Tuesday, August 12, 2008

The Mendacity of the Dope...

Chapter Two

On of the young missionaries approached me.  She was young, white, and expensively dressed.  I detected a faint scent of Fleur de Fleurs, and the smell of Crest toothpaste on her breath.  Were we not in public (and were she alone), I would have taken her in my arms and kissed her, deeply.

But, we were (and she wasn't).

"Are you registered to vote?"  

"Yes, ever since I was eighteen."

"Are you a believer?" she asked.

"In what?"  (It seemed to be a good time to be a little coy.)

"Our Lord and Saviour, Barack Obama."  (Actually, she said "Senator" instead of "Lord and Saviour"; but, the latter makes for a better story.)


"Because he's black?" she asked.

"No, because he is the least qualified man ever to run for the highest office in this great land of ours.  And, because he is without conviction.  He seems to change his positions with the wind.  He sat, for twenty years, and listened to a racist crackpot denigrate America, without complaint.  He has a messiah complex."  I could have gone on for hours.  The fact that he really is an African-American has nothing to do with my feelings about the Illinois senator.

"Well," she said.  "Have you read his syllabus from when he was a professor at the University of Chicago Law School?  He is brilliant."  (She said this word--"brilliant"--like she was English.)

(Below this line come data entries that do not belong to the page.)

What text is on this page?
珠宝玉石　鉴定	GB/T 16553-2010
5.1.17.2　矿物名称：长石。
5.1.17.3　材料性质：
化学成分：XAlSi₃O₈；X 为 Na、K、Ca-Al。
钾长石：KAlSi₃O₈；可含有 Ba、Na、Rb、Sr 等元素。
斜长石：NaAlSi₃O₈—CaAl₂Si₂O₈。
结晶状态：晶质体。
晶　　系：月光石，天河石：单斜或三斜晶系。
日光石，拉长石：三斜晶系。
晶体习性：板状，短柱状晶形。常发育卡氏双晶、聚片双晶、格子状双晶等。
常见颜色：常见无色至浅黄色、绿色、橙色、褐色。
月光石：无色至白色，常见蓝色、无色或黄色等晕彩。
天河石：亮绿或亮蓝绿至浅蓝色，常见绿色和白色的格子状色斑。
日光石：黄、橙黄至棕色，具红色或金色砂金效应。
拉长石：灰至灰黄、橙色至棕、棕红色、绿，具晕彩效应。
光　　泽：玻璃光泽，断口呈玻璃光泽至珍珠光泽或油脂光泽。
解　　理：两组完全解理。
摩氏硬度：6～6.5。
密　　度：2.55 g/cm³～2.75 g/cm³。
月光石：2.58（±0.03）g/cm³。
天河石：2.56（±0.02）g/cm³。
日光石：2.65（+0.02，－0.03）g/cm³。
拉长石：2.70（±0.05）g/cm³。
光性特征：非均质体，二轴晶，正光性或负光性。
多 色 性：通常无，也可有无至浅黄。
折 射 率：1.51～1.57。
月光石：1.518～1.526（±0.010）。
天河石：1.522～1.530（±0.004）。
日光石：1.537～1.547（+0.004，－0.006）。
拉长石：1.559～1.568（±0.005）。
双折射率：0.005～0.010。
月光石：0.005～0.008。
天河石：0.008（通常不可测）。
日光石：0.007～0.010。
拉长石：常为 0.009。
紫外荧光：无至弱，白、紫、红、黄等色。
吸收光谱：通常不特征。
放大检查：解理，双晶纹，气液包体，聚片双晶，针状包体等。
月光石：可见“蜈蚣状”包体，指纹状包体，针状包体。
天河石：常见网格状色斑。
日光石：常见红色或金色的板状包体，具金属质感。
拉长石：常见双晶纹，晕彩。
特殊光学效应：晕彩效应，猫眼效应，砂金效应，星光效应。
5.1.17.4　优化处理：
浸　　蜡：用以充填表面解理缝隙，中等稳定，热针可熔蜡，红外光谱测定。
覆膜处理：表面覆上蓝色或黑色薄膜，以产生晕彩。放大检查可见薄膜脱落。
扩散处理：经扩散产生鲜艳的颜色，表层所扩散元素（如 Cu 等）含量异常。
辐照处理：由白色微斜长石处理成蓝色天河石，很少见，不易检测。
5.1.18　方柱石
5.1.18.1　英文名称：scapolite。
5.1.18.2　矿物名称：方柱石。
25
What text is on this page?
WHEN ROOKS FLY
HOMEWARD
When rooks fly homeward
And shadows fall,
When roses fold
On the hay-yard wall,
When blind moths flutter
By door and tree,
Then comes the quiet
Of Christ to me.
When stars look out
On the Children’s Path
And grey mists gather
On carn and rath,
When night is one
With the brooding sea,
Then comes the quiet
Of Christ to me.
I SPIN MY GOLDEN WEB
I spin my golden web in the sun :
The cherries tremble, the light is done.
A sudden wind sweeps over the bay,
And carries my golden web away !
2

"Yes, as a matter of fact, I have."  (I can not believe that this is happening.  I had been asked by my friend, K, if I had read his syllabus.  Whether I knew anything about Senator Obama's law school tenure.  Since (then) I had not, I went out and read everything that I could find.)

"I also read an article about how then-Professor Obama had been hired to teach to help diversify the faculty at U of C.  How he had been offered tenure though he had never (which is to say, never) published.  And, I looked at his syllabus, which I found to be nothing special.  Oh, and it had several typos."

"Well, what would you know about his syllabus?  It's not like you are a lawyer," she retorted.

"Actually...I am The Lifeguard.  And, when I was in law school, I read all of the case law on his syllabus.  Most every law student does.  I had also read many of the articles, speeches and books that he suggests in his bibliography.  I also can not understand his lack of scholarship.  Pretty much every tenured professor that I knew lamented about the need to 'publish or perish.'  I also found it interesting that in twelve years at U of C, he never really expressed any firm opinions or views."  (I could have gone on for hours.)

"Ummm," she said.

"Ummm," she said again.

"You sound like Senator Obama once he is off of the teleprompter," I told her.

"You are a Right-Wing racist," she said, walking away, frustration evident in her voice and demeanour.

And, as I watched she and her shapely friend retreat into the crowd, I remembered that when an Obama supporter calls one names, the Obama supporter has ceded the argument.

1 comment:

The Lifeguard said...

I remember having a discussion with a family member (who is also an educator). The discussion turned ugly (which is to say that I was winning the argument), and the aforementioned family member stormed off.

Later, I went to my car for a Cohiba, and I found "facist" [sic] written, in soap, on my windscreen.

I went back in the house, puffing on the Cuban, and said, "Why did you deface my car?"

He said, "How do you know it was me."

I said, "Because you misspelled 'fascist'."

He turned red, and stormed off.

And, as The Lifeguard stood there, surrounded by a halo of cigar smoke, I said, "Game, set, and match."